L’historiographie théâtrale algérienne s’accorde à relever cinq principales étapes chronologiques dans l’évolution du théâtre algérien. La chronologie en question, repose sur l’évolution de la pensée idéologique de la formation de l’Etat national depuis l’indépendance politique en 1962.

Au regard de cette lecture linéaire des faits sociopolitiques, tout à commencer en 1926et s’achève 1962, avec la consécration de l’identité politique.
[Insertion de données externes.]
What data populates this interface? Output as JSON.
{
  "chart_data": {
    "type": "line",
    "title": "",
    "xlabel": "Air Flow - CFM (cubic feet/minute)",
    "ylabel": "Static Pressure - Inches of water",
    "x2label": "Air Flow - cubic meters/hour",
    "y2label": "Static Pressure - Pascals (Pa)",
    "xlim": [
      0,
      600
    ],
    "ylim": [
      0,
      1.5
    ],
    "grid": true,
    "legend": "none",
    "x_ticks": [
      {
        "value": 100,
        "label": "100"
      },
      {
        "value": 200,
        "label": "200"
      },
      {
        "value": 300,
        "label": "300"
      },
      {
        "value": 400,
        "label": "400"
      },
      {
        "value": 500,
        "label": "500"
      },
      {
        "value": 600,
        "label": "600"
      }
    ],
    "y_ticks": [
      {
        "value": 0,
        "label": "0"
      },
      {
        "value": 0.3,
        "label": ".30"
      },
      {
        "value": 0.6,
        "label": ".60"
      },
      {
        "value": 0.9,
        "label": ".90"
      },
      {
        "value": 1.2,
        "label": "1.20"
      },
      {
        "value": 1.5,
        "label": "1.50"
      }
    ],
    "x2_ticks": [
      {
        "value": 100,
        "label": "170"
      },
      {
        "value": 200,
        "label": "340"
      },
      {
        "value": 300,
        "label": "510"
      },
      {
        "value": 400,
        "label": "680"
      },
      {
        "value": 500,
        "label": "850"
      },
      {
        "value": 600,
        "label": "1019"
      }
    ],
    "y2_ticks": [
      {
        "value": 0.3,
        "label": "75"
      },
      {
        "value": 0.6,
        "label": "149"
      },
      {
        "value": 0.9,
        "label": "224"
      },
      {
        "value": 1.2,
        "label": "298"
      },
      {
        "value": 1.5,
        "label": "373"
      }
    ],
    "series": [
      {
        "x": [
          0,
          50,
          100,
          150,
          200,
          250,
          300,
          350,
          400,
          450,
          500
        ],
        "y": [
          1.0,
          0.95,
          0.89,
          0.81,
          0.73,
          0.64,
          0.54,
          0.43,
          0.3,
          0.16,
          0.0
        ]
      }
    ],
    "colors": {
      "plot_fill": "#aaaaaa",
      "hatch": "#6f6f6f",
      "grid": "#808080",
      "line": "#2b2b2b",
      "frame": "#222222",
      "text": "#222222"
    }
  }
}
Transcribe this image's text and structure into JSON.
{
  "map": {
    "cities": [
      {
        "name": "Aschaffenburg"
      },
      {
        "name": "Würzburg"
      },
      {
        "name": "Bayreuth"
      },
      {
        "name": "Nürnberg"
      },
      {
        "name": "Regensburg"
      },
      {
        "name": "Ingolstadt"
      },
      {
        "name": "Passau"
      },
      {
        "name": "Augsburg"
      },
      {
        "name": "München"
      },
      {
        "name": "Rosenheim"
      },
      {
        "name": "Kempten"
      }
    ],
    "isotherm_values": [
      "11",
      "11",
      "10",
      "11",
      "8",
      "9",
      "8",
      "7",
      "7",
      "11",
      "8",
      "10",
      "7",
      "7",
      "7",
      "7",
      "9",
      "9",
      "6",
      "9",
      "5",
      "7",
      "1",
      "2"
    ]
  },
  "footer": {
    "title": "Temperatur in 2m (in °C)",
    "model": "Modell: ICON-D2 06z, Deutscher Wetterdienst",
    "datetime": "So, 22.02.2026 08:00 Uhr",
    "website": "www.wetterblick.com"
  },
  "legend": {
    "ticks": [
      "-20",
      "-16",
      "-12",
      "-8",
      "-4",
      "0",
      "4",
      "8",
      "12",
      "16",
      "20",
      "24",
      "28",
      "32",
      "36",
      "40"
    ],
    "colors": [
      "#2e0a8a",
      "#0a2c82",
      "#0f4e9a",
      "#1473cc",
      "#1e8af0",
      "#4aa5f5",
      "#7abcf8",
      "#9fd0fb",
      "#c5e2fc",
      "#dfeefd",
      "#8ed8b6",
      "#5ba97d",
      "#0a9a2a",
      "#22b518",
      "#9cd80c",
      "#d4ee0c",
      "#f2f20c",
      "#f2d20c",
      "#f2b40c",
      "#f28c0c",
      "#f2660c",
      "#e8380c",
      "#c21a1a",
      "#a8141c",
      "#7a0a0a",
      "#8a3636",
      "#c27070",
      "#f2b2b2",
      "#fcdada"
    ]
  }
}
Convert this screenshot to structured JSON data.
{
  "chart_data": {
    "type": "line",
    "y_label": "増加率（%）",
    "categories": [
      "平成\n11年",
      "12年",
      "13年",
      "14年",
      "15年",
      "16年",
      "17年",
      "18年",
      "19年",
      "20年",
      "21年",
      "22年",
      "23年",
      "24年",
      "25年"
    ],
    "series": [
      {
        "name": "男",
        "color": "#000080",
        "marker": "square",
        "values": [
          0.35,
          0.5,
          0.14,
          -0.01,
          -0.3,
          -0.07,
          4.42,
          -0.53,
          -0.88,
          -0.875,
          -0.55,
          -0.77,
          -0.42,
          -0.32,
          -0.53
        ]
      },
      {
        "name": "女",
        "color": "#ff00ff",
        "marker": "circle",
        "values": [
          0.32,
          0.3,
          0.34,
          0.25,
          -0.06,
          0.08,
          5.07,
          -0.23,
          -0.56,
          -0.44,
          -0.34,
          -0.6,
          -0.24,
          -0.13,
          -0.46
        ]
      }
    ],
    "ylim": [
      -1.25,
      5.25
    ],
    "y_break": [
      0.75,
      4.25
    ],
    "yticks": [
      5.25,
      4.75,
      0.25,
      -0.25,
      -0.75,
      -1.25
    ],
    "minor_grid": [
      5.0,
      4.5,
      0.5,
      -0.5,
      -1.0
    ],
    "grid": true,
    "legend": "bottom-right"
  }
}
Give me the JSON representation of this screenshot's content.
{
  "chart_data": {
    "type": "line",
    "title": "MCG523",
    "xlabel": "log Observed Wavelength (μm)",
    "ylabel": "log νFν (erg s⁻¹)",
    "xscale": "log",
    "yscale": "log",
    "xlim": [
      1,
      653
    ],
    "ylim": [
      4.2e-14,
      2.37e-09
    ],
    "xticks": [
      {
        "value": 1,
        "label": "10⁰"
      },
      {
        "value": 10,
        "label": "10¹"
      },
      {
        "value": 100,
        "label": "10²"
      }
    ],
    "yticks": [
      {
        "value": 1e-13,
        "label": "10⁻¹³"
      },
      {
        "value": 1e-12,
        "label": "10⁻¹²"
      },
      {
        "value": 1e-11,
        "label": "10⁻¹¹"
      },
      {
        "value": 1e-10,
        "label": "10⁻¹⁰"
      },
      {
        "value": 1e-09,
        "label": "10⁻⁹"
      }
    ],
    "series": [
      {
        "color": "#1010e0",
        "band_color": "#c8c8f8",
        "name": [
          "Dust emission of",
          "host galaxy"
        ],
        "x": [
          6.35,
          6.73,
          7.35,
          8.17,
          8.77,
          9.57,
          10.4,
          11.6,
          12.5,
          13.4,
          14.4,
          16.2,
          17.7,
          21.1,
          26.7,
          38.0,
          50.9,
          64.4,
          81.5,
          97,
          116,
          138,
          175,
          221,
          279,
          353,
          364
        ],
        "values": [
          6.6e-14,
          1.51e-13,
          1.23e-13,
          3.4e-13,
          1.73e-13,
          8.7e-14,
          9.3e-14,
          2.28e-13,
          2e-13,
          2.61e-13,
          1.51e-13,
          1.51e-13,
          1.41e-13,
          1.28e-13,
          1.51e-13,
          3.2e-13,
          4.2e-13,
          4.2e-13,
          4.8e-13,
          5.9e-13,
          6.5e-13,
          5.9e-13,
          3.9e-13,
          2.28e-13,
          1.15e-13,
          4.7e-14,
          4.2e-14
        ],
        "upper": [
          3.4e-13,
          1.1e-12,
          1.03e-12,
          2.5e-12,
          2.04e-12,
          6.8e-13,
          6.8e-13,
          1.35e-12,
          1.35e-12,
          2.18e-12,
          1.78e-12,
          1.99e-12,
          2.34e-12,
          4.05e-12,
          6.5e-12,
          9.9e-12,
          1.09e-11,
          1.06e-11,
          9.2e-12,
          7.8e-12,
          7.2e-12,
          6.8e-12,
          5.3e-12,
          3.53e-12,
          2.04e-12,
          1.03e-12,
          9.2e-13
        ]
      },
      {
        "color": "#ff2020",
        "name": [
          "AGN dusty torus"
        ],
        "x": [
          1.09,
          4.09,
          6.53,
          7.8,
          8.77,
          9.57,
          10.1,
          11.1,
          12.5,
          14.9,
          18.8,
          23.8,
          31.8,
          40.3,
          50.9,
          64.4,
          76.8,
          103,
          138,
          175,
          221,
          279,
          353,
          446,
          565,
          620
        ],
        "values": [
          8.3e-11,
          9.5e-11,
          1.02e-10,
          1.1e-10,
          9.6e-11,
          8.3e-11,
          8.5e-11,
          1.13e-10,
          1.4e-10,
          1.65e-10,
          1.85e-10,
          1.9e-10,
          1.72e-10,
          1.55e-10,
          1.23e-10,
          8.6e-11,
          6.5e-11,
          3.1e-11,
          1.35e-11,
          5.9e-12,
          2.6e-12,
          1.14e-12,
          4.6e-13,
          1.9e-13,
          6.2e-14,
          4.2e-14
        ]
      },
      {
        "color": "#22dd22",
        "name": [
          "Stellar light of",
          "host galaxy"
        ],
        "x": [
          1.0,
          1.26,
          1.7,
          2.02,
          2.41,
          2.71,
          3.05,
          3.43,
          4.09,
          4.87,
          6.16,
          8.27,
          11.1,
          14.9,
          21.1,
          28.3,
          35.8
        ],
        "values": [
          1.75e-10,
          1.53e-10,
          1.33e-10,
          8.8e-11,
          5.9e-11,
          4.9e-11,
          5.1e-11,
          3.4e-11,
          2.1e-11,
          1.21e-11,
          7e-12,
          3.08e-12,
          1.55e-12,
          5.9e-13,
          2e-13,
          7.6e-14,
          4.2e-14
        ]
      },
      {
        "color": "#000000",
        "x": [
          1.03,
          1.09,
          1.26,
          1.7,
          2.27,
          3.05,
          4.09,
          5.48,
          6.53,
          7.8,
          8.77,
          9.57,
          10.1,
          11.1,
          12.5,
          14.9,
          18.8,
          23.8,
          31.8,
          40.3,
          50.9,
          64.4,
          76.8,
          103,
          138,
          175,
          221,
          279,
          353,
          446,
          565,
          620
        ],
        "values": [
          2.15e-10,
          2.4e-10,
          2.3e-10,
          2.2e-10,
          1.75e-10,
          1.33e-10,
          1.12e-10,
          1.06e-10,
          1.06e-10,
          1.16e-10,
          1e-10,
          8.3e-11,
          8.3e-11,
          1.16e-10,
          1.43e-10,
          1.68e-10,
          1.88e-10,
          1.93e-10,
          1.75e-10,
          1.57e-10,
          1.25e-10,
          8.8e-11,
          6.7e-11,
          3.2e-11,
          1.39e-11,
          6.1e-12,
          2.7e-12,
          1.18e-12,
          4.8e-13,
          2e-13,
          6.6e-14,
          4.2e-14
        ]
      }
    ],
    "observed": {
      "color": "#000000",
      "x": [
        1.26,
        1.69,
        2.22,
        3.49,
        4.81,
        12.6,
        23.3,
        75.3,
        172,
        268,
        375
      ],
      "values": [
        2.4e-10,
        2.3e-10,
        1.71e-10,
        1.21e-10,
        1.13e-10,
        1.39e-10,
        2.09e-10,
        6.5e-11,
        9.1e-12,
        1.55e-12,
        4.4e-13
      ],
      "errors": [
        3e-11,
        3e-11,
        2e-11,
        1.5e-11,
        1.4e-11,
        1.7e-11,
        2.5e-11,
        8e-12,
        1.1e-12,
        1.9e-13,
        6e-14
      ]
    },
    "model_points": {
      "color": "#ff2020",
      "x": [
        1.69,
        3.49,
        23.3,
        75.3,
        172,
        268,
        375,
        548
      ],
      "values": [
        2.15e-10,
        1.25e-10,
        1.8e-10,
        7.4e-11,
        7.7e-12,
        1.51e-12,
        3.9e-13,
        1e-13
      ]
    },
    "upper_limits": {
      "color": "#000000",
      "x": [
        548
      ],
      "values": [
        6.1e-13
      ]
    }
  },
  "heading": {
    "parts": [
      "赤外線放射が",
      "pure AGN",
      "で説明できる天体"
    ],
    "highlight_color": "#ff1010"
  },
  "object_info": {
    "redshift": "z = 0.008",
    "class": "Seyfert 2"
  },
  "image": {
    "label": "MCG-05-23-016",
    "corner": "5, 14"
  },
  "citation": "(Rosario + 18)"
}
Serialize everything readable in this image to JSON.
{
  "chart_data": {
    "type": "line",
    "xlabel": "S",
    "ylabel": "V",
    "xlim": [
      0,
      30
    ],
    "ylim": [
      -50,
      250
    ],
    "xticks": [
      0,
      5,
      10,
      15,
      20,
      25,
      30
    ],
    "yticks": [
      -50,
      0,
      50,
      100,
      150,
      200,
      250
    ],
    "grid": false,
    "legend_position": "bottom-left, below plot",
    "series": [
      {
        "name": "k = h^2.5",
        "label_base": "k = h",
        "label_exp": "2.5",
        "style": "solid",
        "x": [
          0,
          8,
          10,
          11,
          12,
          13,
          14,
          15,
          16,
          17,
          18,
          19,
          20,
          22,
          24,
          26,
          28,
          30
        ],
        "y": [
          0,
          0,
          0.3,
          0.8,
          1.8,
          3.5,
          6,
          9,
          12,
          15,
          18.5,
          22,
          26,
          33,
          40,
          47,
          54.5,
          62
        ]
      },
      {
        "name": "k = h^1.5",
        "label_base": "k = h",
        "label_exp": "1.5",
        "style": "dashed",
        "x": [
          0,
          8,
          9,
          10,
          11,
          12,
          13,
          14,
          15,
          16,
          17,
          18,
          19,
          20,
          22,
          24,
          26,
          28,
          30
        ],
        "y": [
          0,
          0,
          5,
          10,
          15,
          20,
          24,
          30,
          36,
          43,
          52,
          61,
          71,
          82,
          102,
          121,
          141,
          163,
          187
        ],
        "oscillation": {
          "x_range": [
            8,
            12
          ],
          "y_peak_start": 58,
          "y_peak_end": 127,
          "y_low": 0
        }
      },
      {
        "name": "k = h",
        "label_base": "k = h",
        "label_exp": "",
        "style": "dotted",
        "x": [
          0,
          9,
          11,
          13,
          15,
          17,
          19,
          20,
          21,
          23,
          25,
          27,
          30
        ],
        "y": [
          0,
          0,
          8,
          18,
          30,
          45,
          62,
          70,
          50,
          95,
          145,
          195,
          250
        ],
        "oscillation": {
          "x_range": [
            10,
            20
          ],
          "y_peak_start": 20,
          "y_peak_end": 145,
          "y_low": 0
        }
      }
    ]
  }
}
Avant 1926, l’histoire des cercles ouvriers algériens en France et en Belgique, les noyaux fondateurs de l’organisation syndicalo-marxiste , l’Etoile Nord Africaine (ENA) et le courant assimilationniste du petit-fils de l’Emir Abdelkader, l’Emir Khaled, sont mis totalement en veilleuse .

La date d’une représentation est donc retenue comme une date butoir d’un début foudroyant, dit-on, du 4e art en Algérie qui aurait marqué la communauté des colonisés musulmans. Il a suffit d’un texte, d’un contenu d’un nom d’artiste pour asseoir une date et enclencher dans la mémoire collective quelques bribes d’une appartenance identitaire d’un art pourtant, totalement européen et étranger à la sphère culturelle de l’Afrique du Nord. Djeha, est le titre de la pièce tournant autour des élucubrations d’un personnage tout juste sortie de l’imaginaire populaire du temps de la dynastie féodalo-religieuse de la dynastie Abbasside. l‘auteur-interprète, n’est autre que l’ouvrier-comédien Allalou de son nom Ali Sellami (1902-1992) et la composition du texte en question, marque une halte algérienne nourrie par une sorte de mythologie populaire.

Ais lorsque les questions historiques débordent sur l’ordre sociologique et politique entièrement encré dans le contexte colonial, l’acte de naissance d’un art totalement européen pose de nouvelles exigences problématiques et la plus sereine des lectures socio-culturelles le développement cet art de la scène en Algérie nous est proposé du sociologue et conseiller à la Présidence algérienne, Abdelkader Djeghloul (1945-2009), dans son étude intitulée Eléments d’histoire culturelle algérienne (Alger, 1984), dans laquelle il note :

« Une mention particulière doit être accordée au théâtre qui, seul parmi les nouvelles formes d’expression, parvint à toucher le grand public. Faut signaler, en effet, que les écrits de langue française ou de langue arabe, étaient inaccessibles à une culture directe par la grande masse des Algériens. Pour des raisons évidentes, l’analphabétisation dans les deux langues étaient le lot du colonisé. C’est pourquoi dans leur désir de générer le théâtre populaire, es pères fondateurs, Allalou, Mahieddine Bachetarzi et Rachid Ksentini, adoptèrent d’emblée la langue dialectale. Il ne leur restait plus qu’à habituer les familles algériennes à se déplacer pour assister, dans un cadre nouveau, à ce qui pouvait ressembler à la halqa (1) de la tradition. » (pp.149-150)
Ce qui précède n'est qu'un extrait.